Nel passato le valutazioni del nutrizionista erano legate ai soli metro, bilancia e plicometro.

Oggi la tecnologia ci ha messo a disposizione nuovi strumenti di indagine, che ci permettono di dare risposte sempre più adeguate alla specifica costituzione di ogni individuo.


  • Bio-impedenziometro: Determina la composizione corporea dell’'organismo: nei suoi tre comparti principali: acqua, massa magra e massa grassa.

E' fondamentale per valutare l'’andamento del programma nutrizionale, esso è tanto migliore quanto migliora il rapporto tra massa magra e massa grassa.

Questa metodica sostituisce per precisione e accuratezza la plicometria.


  • Calorimetro indiretto: Determina il metabolismo basale, questo valore è fondamentale per conoscere il limite della restrizione calorica, al di sotto del quale i risultati sarebbero più negativi che positivi.


  • Test delle intolleranze alimentari mediante E.A.V.: Individua eventuali intolleranze dell'organismo rispetto agli alimenti.

Le intolleranze alimentari sono sempre più diffuse e sono particolarmente insidiose perché possono dare una enorme varietà di sintomi e sono mutevoli nel tempo.

In genere scattano quando l'allergene (sostanza non tollerata) viene assunto al di sopra di una certa soglia. Si può avere anche dopo anni.

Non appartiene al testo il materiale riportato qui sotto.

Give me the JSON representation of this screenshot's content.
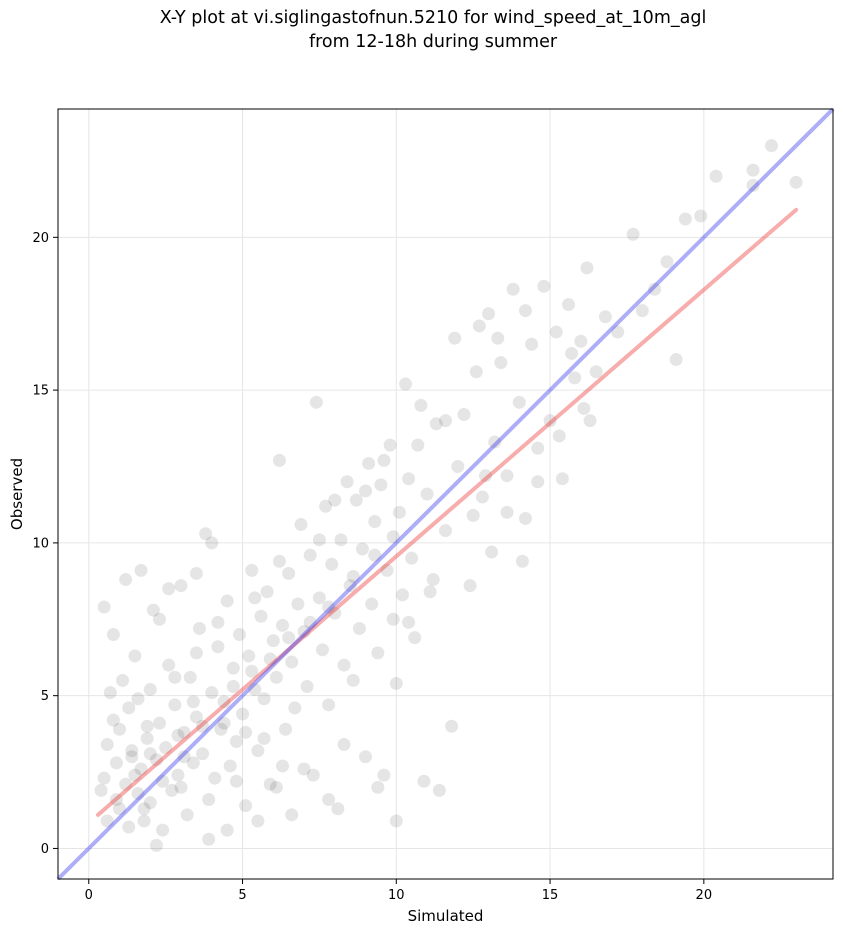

L'EAV, Elettro Agopuntura secondo Voll (assolutamente indolore) è un sistema di indagine dello stato energetico dell'organismo, che sfrutta i canali della medicina tradizionale cinese, che mette in bio-risonanza un campione di alimento con l'intestino per valutare la presenza o meno di intolleranze.

Gli alimenti che reagiscono negativamente con il corpo dovranno essere sospesi indicativamente per 30-60 giorni.

NOTA BENE: non è un test scientificamente approvato ed è bene sapere che parte del mondo scientifico ritiene che le intolleranze, con esclusione di quella verso il lattosio ed il glutine (che sono peraltro completamente diverse nell’eziopatogenesi), non esistano.


  • Programma computerizzato: non serve a stendere il regime alimentare, ma ci permette di verificare con precisione la carenza di alcuni micronutrienti per provvedere con eventuali integrazioni nel medio-lungo periodo.